Even if already qualified, further study while working can provide a person with new skills and increase their competitiveness in the labour market or for a particular job. In 2000, over half of the students working full-time already held a post-school qualification (down slightly on the proportion in 1995) (table S3.4) and 63% were aged 25 years and over. In addition, 30% of these students were employed as Professionals and 25% as Trade and related workers - occupations where the job holder would usually be expected to already hold a qualification.
Almost half of the full-time workers who were studying were married (45%). The median age of full-time workers who were studying was 28 years and a relatively high number of hours were spent in paid employment each week (43 hours on average). Less than half (42%) of this group were women, which may reflect the fact that many married women in this age group have caring responsibilities for young children. However, over the five years to 2000, the proportion of this group who were women increased from 38%, in keeping with the trend toward delayed parenthood and increased female labour force participation (see the article 'Older mothers' in Australian Social Trends 2001 (4102.0), pp. 55-58).
Close to half the students who worked full-time did not have post-school qualifications. Almost 14% of full-time workers who were studying were aged 15-19 years, and overall the group was more likely to be attending TAFE (43%) than any other educational institution.
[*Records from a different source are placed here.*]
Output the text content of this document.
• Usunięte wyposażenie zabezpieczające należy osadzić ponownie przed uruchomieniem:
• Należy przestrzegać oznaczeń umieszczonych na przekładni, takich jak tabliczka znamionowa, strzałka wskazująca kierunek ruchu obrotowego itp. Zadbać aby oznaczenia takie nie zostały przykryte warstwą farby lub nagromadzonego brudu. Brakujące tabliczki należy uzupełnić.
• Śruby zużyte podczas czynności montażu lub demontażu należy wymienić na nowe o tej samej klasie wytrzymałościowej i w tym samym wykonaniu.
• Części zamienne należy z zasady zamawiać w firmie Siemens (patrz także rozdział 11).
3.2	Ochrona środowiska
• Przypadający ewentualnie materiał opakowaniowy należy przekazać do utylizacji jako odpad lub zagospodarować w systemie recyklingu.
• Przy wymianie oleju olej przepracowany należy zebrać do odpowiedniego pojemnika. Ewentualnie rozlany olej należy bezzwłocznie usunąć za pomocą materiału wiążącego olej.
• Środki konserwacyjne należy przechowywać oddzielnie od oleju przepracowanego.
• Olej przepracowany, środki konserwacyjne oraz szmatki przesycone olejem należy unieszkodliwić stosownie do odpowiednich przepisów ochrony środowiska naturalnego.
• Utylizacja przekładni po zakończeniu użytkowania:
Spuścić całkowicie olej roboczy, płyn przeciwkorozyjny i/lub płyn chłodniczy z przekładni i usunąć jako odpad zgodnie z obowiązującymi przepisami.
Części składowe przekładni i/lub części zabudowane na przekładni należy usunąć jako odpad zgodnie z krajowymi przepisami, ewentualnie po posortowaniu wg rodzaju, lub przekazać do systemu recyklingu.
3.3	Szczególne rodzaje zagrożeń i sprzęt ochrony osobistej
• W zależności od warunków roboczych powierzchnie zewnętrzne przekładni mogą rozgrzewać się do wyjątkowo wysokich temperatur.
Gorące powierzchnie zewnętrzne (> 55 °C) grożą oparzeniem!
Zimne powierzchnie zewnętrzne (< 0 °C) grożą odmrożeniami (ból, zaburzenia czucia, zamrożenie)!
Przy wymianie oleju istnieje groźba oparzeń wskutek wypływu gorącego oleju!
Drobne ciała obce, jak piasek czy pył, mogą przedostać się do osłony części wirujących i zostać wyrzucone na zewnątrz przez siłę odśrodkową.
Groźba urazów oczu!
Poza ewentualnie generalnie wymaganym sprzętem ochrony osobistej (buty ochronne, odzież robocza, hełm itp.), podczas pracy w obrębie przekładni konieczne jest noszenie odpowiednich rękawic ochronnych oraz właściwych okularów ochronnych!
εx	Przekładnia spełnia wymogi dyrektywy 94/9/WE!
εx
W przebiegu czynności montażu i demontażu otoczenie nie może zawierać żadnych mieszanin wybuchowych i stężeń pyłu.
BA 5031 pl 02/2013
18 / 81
It is likely that some of these students were in trainee schemes or undertaking apprenticeships centred around a combination of full-time work and part-time study (see also the article 'Developments in contracted training: apprenticeships and trainees' in Australian Social Trends 2000, pp. 102-106).
S3.4 STUDENTS WORKING FULL-TIME - 1995 and 2000
Part-time students working part-time
Despite the increasing proportion of enrolments in full-time study since 1989, over the ten years to 2000 the number of part-time students working part-time increased from 99,400 to 154,200. These students worked more hours per week on average (19 hours) than those committed to full-time study working part-time (11 hours) (table S3.5).
S3.5 PART-TIME STUDENTS WORKING PART-TIME - 1995 and 2000
Participation in either study or work can be a full-time commitment in its own right. The combination of part-time work with part-time study provides not only balance between the two activities themselves, but also the opportunity to meet family commitments and participate in leisure and other activities. This option was one chosen by equal numbers of students across a range of ages, and almost equally by people with and without post-school qualifications, suggesting a variety of reasons for this choice.
That said, more than three-quarters of people both studying and working on a part-time basis were women, and close to half had dependent children (compared with 25% of students working full-time and 4% of full-time students working part-time), suggesting that many students in this group were combining part-time work and part-time study with family commitments. In keeping with this, 58% were married.